The lower pumping also reduces carbon dioxide emissions from the diesel or electric pumps operating less.

CARBON CREDITS

Ryan Sullivan, a fifth-generation farmer from Burdette, Arkansas, said his farm began working both with Reba and Massey as long as 15 years ago to measure methane emissions and focus on water efficiency. Using AWD, Sullivan said they saw significant methane reductions but also were not seeing yield losses. The farm does two dry-downs of irrigation water throughout the season.

"We were able maintain our yields, pump less water and let the dry-downs happen to reduce the methane gas," Sullivan said.

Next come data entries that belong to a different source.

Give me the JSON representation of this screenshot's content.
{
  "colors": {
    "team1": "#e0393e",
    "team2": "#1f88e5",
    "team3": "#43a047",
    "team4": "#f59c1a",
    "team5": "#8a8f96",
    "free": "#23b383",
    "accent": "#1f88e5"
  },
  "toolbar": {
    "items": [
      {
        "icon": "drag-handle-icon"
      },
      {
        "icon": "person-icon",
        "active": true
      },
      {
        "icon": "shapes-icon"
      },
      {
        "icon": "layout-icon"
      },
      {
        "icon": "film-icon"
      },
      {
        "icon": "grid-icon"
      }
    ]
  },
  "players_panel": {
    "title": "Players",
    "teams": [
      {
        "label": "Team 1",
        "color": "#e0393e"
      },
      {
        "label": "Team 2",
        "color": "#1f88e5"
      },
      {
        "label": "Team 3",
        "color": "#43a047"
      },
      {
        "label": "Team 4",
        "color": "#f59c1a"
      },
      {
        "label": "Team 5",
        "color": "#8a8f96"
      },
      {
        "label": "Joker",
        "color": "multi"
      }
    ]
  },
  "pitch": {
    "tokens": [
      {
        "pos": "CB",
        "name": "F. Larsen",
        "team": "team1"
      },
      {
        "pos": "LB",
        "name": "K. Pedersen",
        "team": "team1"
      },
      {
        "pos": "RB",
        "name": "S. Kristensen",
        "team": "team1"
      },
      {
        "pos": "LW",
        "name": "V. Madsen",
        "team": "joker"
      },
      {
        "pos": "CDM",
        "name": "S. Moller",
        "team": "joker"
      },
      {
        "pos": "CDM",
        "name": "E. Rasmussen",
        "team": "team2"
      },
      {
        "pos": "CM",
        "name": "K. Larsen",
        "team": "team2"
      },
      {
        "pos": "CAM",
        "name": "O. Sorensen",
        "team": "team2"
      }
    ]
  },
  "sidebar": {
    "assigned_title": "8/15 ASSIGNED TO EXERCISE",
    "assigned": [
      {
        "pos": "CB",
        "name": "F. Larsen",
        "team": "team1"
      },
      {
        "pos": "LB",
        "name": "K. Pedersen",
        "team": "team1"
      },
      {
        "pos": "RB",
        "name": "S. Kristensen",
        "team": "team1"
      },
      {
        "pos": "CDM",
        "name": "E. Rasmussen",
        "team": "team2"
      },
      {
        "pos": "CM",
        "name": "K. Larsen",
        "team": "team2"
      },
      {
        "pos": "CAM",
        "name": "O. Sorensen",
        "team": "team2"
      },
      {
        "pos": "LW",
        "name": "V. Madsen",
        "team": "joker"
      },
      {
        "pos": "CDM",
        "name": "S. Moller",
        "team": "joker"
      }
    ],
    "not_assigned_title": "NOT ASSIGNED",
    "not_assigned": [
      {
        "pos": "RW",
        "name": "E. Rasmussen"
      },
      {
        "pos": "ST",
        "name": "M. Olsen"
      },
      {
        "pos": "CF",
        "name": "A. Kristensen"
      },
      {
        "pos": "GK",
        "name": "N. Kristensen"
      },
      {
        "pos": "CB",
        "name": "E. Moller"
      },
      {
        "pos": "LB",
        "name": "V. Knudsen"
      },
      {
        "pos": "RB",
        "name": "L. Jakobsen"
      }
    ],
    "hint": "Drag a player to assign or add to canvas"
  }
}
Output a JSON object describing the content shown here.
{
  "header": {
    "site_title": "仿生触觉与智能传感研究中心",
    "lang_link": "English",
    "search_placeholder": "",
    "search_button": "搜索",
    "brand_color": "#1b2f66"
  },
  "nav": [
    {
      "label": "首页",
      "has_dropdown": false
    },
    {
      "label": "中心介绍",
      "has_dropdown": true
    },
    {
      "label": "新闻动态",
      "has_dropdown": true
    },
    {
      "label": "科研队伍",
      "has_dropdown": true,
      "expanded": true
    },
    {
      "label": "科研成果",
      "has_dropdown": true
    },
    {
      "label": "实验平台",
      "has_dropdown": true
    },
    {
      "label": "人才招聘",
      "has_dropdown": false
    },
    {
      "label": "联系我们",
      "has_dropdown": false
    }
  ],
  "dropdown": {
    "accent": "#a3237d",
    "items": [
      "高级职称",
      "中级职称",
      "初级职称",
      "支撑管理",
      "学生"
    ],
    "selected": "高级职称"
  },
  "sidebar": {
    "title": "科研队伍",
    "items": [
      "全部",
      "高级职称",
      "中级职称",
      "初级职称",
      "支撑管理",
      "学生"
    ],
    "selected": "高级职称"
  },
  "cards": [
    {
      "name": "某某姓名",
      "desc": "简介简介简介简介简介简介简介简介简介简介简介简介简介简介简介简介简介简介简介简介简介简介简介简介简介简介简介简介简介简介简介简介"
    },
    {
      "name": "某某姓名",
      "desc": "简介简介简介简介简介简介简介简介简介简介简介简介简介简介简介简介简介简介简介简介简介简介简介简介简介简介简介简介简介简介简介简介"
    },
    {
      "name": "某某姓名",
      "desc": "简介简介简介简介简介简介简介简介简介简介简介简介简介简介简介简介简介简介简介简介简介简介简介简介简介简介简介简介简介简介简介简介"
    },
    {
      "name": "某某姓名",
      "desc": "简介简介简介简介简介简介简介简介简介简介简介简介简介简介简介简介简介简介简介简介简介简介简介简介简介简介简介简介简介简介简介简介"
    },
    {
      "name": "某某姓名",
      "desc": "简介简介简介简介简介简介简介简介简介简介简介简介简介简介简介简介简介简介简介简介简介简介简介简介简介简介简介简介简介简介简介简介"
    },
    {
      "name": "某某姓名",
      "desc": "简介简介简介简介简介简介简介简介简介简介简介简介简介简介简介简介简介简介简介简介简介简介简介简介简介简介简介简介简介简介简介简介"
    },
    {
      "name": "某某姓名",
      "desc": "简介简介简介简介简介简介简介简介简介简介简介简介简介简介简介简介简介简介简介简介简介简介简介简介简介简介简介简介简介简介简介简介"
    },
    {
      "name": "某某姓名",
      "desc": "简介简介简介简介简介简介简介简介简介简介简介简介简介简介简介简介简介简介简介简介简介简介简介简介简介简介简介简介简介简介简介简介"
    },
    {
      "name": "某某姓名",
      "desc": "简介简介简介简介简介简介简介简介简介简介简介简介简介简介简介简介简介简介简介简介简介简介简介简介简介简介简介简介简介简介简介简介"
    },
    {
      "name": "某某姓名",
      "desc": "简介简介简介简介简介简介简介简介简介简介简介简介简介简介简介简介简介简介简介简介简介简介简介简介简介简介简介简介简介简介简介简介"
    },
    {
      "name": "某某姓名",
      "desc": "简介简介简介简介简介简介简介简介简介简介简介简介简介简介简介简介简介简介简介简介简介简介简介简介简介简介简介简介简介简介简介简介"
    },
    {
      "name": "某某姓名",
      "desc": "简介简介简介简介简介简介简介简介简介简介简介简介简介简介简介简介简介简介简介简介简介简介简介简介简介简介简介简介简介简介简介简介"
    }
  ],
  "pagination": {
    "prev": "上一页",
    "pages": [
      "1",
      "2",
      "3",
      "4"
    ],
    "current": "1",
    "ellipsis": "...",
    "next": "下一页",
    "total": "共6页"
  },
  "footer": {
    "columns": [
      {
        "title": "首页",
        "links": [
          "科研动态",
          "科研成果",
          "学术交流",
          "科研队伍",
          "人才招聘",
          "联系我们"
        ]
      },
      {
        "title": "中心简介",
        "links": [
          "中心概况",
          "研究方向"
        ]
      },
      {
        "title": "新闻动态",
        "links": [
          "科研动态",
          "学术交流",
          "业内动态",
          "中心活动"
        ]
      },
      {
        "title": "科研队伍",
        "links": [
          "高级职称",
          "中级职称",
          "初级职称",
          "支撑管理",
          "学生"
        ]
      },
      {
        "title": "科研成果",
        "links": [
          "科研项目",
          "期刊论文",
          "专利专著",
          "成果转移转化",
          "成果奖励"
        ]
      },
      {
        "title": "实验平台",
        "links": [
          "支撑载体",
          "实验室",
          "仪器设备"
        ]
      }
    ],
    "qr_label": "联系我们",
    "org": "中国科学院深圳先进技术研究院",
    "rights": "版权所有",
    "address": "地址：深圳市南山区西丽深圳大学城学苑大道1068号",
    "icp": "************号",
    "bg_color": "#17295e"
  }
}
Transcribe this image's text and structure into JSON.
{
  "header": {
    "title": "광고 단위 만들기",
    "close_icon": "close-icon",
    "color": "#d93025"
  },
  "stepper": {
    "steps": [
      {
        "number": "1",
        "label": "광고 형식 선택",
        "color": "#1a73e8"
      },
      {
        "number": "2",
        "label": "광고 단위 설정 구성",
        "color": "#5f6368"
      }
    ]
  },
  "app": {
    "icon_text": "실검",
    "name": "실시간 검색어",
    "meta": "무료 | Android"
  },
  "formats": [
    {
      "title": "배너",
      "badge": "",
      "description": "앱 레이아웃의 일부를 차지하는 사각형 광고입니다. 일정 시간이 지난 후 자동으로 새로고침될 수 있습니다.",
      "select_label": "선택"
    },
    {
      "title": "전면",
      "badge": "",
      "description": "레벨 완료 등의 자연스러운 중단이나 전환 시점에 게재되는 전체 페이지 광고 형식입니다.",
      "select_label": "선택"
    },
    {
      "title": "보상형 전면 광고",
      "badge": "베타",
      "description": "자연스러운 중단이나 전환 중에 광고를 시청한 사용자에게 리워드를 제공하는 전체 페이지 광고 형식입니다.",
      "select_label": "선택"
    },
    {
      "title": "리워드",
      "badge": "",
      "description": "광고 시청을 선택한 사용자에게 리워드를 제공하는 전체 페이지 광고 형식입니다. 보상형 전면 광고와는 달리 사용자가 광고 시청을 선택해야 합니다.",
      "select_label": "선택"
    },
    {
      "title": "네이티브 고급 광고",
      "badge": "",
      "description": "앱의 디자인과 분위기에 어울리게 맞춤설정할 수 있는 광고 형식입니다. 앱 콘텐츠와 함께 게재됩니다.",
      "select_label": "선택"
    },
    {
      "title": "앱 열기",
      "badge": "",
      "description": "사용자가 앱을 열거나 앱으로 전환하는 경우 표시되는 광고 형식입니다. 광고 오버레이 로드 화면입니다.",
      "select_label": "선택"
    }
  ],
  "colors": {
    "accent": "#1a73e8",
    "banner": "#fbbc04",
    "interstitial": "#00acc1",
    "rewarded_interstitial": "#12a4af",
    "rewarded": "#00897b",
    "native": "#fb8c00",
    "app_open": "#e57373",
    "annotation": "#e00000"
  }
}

Working on research led to Sullivan's farm also partnering with groups like USA Rice and Ducks Unlimited on a USDA Regional Conservation Partnership Program to use the Field to Market Fieldprint Platform.

Sullivan also connected with AgriCapture to certify its practices and methane reductions. Last week, AgriCapture announced it had sold credits representing the equivalent of 37,000 tons of carbon dioxide emissions reduced, generating the "first large-scale issuance" of carbon credits from the rice industry.

"Essentially, what that money is paid for is methane reductions and the water reduction," Sullivan said. "We're having to keep irrigation records and all of that."

Leaders at CTIC announced next year's tour will look at conservation practices in South Dakota. The date has not been set yet.